The extent to which an employer retains management rights to manage a business without contravening its obligations (often called managerial prerogative) will at the end of the day depend upon what rights it retains, and that will depend upon an analysis of its rights under

(a) the Fair Work Act (which contains many prescriptions upon what an employer can lawfully do, for example to not dismiss employees unfairly);

(b) a modern award if applicable;

(c) contractual terms, express and implied (for example policies and procedures, custom and practice);

(d) an enterprise agreement if applicable( an EA displaces a modern award and prevails over (c) to the extent of any inconsistencies because it is an instrument given quasi-statutory effect by the Fair Work Act; and

(e) the National Employment Standards (NES)

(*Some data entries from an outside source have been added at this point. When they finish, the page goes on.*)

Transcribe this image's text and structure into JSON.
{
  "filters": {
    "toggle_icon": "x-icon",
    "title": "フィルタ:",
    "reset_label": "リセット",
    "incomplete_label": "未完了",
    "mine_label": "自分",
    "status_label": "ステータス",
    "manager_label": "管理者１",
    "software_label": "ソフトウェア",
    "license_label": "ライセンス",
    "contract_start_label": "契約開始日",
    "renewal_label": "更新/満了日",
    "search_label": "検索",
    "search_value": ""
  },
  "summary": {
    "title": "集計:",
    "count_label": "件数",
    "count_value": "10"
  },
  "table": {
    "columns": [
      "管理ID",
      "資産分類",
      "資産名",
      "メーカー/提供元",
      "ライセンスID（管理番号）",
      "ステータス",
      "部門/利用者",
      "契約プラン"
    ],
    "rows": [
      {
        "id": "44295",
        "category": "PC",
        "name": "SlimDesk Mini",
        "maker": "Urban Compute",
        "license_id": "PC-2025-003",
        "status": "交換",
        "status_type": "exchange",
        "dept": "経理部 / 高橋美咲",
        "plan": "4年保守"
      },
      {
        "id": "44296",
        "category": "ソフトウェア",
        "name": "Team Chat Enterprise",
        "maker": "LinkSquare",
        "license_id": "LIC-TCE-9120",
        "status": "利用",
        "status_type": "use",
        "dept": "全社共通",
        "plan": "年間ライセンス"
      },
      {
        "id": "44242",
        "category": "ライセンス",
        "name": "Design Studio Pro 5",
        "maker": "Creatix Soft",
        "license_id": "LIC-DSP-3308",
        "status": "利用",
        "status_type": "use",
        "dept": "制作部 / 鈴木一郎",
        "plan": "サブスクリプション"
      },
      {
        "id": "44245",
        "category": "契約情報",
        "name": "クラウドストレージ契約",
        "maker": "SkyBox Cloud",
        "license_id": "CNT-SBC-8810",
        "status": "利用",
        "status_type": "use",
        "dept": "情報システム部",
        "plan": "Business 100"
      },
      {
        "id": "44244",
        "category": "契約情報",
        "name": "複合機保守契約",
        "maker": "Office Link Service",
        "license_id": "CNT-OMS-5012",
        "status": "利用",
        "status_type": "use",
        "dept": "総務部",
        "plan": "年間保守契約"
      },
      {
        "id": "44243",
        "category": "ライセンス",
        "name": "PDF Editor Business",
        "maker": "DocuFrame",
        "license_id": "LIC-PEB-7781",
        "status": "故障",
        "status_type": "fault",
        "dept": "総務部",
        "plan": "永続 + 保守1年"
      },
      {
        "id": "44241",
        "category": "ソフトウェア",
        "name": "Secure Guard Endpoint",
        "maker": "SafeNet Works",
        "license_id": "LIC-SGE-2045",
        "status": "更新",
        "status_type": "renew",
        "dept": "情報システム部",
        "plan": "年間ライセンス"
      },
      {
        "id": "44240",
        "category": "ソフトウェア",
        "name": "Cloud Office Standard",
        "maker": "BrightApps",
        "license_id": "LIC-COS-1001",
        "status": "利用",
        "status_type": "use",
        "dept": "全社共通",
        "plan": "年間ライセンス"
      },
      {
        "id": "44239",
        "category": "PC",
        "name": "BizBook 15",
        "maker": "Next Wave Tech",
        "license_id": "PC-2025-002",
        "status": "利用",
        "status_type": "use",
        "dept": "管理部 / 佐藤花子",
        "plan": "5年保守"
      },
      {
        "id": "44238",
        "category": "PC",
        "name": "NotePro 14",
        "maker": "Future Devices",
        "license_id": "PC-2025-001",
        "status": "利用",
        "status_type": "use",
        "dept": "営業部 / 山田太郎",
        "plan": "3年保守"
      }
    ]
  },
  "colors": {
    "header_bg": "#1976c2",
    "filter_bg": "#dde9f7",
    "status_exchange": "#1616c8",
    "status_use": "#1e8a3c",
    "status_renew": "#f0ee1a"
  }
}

So a useful starting point in assessing whether management has a right to exercise a particular power is to assess it in light of the above. In AMWU Kraft Foods Australia Pty Ltd (2013) FWC 791 the Fair Work Commission was required to rule upon the right of Kraft Foods to requite its food processing staff to remove wedding rings whilst at work. The AMWU invoked the dispute settlement procedure in the enterprise agreement to refer the dispute to the Commission. The Commission followed a long line of cases in recognizing that there is an inherent right which management has to manage its business as it sees fit, subject to the above considerations. The Commission ruled that the requirement by Kraft did not constitute an extra claim which might have contravened the no extra claims commitments by the parties to the agreement for the life of the EA and thus was not prohibited by that provision or any other of the EA. See also Wagstaff Paling Pty Ltd v CFMEU (2011) FWCFB 6892 and (2013) FCAFC 87 which applied the same principle to the introduction of an alcohol and drug testing policy. However in AMACSU v North East Water (2014) FWC 6922 the Commission decided that the limited withdrawal of a policy which allowed the private use of company vehicles would “materially change the terms and conditions of employment set out in the relevant agreement other than in a manner already provided for by the agreement” and was thus a breach of the no extra claims term, with the Commissioner applying the findings of Bromberg J in Marmara v Toyota Motor Corporation Australia Ltd [2013] FCA 1351 that “a proposal by one party to vary the outcome arrived at in a way which advances its interests is apt to be regarded as a further claim”, particularly “where the proposed variations are significant and suggest an attempt … to strike a new bargain.”
The fact that the claim by Kraft did not involve a proposal that affected remuneration, or a change of contractual entitlements or conditions of employment appears to be dispositive.